Despite the many similarities between the situation in 1989 and today, I’m not saying things haven’t changed—things have changed radically. The biggest difference is the character of the “documents” being described by the XPS and PDF standards. In 1989, publishing was nearly synonymous with printing. Today, and for a long time now, publishing includes electronic formats, and the documents described may never be available in hard copy. PDF was developed as a PostScript by-product in the early 1990s, and despite its strength and industry-standard status in the printing market, its real growth has been as an electronic exchange format, boosted by the emergence of e-mail and the Worldwide Web. Although document portability is part of both yesterday’s and today’s debate, back in 1989 file exchange in publishing was largely accomplished via Syquest cartridges and FedEx shipments.

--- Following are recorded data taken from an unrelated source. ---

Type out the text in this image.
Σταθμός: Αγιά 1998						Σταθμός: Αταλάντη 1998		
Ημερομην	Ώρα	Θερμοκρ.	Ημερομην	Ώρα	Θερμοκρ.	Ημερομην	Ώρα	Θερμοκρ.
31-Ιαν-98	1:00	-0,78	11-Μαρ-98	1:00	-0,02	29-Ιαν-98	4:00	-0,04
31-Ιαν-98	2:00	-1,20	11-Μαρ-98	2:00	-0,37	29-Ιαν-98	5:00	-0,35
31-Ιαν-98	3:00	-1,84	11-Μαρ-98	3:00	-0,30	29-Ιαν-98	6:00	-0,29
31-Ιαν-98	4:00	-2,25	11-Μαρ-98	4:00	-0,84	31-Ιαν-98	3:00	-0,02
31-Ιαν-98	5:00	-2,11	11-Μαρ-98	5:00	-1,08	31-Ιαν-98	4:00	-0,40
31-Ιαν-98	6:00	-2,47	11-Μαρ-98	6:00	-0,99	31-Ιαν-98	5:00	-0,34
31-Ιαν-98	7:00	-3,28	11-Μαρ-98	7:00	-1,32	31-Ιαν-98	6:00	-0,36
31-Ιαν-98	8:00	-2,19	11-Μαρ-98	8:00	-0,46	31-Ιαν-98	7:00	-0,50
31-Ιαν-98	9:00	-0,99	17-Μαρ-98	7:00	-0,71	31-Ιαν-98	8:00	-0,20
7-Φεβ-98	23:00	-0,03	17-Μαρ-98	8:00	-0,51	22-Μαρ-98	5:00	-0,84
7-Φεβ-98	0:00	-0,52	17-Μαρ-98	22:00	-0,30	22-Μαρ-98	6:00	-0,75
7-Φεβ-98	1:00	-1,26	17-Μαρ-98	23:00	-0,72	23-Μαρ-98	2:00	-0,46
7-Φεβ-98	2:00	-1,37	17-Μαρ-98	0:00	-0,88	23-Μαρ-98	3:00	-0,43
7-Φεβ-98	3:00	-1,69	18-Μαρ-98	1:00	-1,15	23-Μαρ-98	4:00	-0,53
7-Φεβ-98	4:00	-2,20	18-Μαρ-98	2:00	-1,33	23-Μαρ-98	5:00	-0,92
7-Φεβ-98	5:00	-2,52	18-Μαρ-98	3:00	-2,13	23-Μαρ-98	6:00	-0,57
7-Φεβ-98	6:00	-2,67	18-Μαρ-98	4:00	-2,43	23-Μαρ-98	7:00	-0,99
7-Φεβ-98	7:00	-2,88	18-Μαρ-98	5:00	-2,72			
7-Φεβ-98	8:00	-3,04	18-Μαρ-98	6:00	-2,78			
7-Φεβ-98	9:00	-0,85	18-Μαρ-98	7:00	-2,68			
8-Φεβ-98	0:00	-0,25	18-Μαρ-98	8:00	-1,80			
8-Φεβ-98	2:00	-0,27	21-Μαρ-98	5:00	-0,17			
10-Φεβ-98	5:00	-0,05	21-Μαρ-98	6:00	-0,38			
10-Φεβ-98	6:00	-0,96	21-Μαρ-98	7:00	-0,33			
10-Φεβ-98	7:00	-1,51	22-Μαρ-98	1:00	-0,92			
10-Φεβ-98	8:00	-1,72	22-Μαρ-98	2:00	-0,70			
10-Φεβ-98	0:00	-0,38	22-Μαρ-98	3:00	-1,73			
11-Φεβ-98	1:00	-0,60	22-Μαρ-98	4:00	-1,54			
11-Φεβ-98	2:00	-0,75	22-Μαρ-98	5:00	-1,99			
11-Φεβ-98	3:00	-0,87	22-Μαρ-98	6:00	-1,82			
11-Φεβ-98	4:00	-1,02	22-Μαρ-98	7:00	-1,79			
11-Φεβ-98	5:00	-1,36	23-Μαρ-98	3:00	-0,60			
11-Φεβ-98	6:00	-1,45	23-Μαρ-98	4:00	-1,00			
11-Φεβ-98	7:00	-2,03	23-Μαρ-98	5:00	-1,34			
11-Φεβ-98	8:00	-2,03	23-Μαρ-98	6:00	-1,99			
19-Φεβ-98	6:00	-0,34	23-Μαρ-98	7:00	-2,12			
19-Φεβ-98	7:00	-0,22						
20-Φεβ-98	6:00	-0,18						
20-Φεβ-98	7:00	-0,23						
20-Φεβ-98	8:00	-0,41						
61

Today, the pervasiveness of PDF is staggering. Adobe reports an installed base of 600 million Acrobat readers; 20 million individual PDF documents are available on the Internet; and the IRS reports that 1.3 billion PDF tax forms have been downloaded since 1996. Those numbers alone make XPS knocking PDF off its perch as the dominant file-exchange format seem to be a monumental and unrealistic goal indeed, at least in the near future.

I predict that there will be a role for both PDF and XPS, but it is safe to say the technologies will follow a path with many twists and turns. Since the momentous 1989 Seybold show, PostScript clones have caught on, but TrueImage never found widespread market success. TrueType fonts live on today, and while Display Postscript is a distant memory, Adobe subsequently created Acrobat and PDF.

Ever since writing my initial “Observations” column in December 2005, I have been reflecting on the past—in this case at events that occurred almost two decades ago. But in my columns, I have also endeavored to look ahead, applying lessons of the past to suggest what we might expect in the future. While I am looking farther back than I did in my original column, I am also looking further ahead: it seems Vista is now scheduled to ship in 2007, rather than the mid-2006 date promised earlier this year!

Comments

Photizo Group said…
Jim,
Excellent and insightful article. It's a real pleasure to see that you will be sharing your thoughts and observations via this blog. This will be a benefit to the entire industry.